Avvenire, 18 settembre 2025
La strage «silenziosa» di chi difende la Terra
Julia Chuñil aveva visto la foresta valdiviana intorno alla sua casa, nel sud del Cile, trasformarsi in piantagioni di pino ed eucalipto. Sapeva di essere nel mirino. Leader Mapuche e presidente della comunità Putreguel de Máfil, per anni aveva denunciato le coltivazioni industriali e difeso i diritti ancestrali del suo popolo. L’8 novembre 2024 è scomparsa: oltre cento volontari hanno setacciato l’area. La famiglia ha presentato denuncia per sequestro, omicidio e femminicidio, ricorrendo alla Commissione interamericana, mentre lo Stato cileno esitava perfino a riconoscerla come difensora ambientale.
Il suo nome apre Roots of Resistance, il nuovo rapporto dell’organizzazione Global Witness: 146 difensori della terra e dell’ambiente uccisi o scomparsi nel 2024, tre ogni settimana. Dal 2012 le vittime documentate sono 2.253, ma il numero reale è più alto: sotto-denuncia e paura distorcono le cifre, soprattutto in Asia e Africa. Oltre agli omicidi, minacce, criminalizzazione e violenza sessuale logorano vite e comunità. Nelle Filippine – otto casi solo nel 2024 – i difensori subiscono rapimenti, incriminazioni arbitrarie e red-tagging (false accuse di legami con comunisti o terroristi), spesso accompagnati da attacchi online orchestrati da apparati governativi. L’82% delle uccisioni documentate è avvenuto in America Latina, con la Colombia che per il terzo anno di fila resta il Paese più letale: 48 omicidi nel 2024, circa un terzo del totale mondiale.
Dopo l’Accordo pace del 2016, la debole presenza dello Stato nelle aree un tempo controllate dalle Farc ha favorito narcotraffico e estrazione mineraria illegale: Cauca, Nariño e Putumayo sono diventati epicentri di violenze e sfollamenti. Venti vittime erano piccoli agricoltori, 19 erano indigeni. E l’impunità alimenta il ciclo di violenza: in Colombia solo il 5,2% degli omicidi di leader sociali dal 2002 è arrivato a condanna.
Spesso si arresta il sicario, non chi ordina l’attacco: criminalità organizzata, interessi estrattivi, funzionari corrotti. «Non siamo difensori per scelta.

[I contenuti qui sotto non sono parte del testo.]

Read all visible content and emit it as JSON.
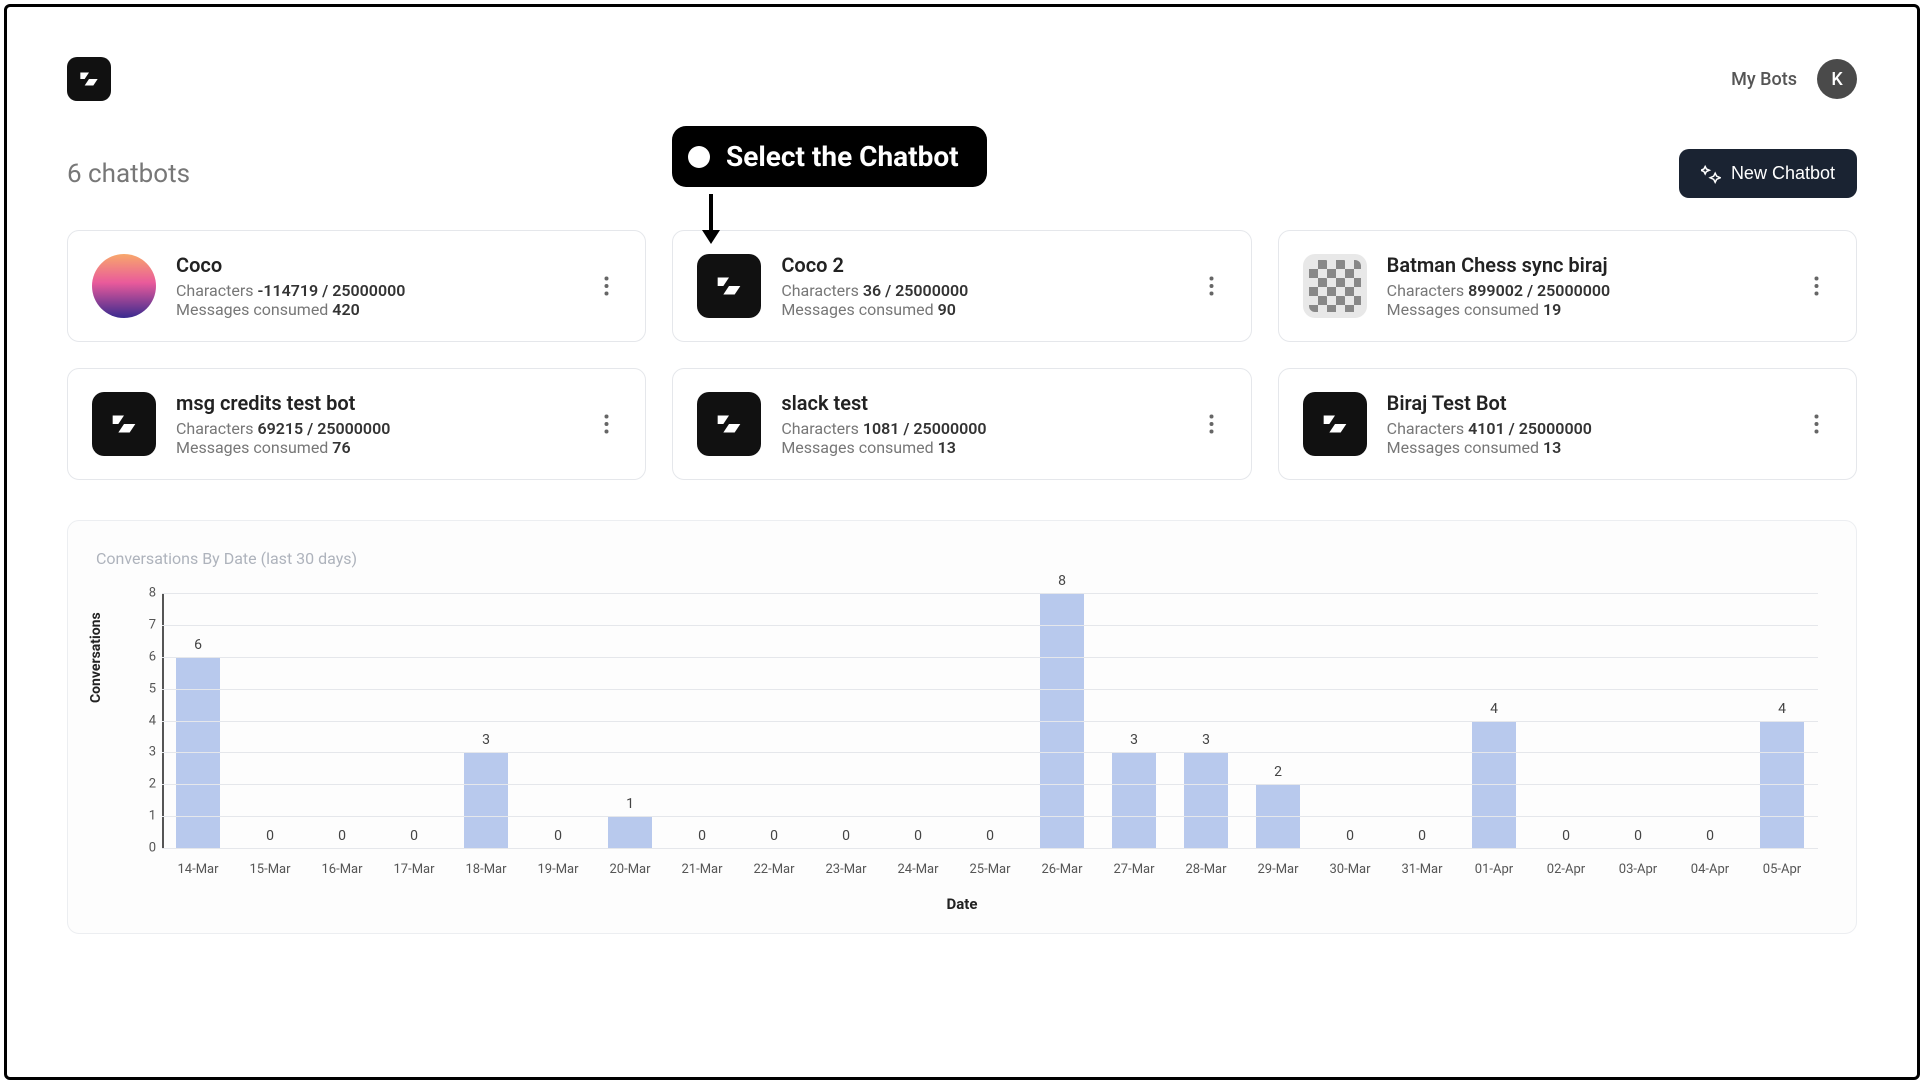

Lo siamo perché le nostre terre, le nostre comunità e le nostre vite sono sotto minaccia», racconta la colombiana Jani Silva.
In Guatemala gli omicidi sono quintuplicati, da quattro a venti, otto nella sola Escuintla, roccaforte del narcotraffico: sei appartenevano al movimento contadino Ccda. In Messico, 18 difensori sono stati uccisi e uno scomparso, nove nel Chiapas, tra miniere e cartelli. In Brasile, dal 2012, 413 difensori sono stati uccisi o scomparsi, 36 afrodiscendenti. «Per noi Quilombolas, la terra è l’essenza di ciò che siamo», spiega l’attivista Selma dos Santos Dealdina Mbaye che lotta per i diritti ancestrali sulle terre delle comunità afrodiscendenti.
«I nostri antenati furono rapiti dall’Africa e costretti a lavorare come schiavi nelle grandi piantagioni. Chi riuscì a fuggire fondò i primi insediamenti: i quilombos». Proprio nel cuore dell’Amazzonia, a Belém, nello Stato di Pará, si terrà a novembre la Cop30: la stessa regione dove comunità indigene e quilombolas affrontano ancora deforestazione e minacce armate. Intanto, le agende internazionali arretrano. Gli Usa hanno riavviato il ritiro dall’Accordo di Parigi e dal Consiglio Onu per i Diritti Umani, mentre in Europa alcuni pilastri del Green Deal sono stati annacquati.
Julia Chuñil non siederà ai tavoli dei negoziati. Ma è anche nelle vite come la sua che si misurerà la credibilità degli impegni presi a Belém.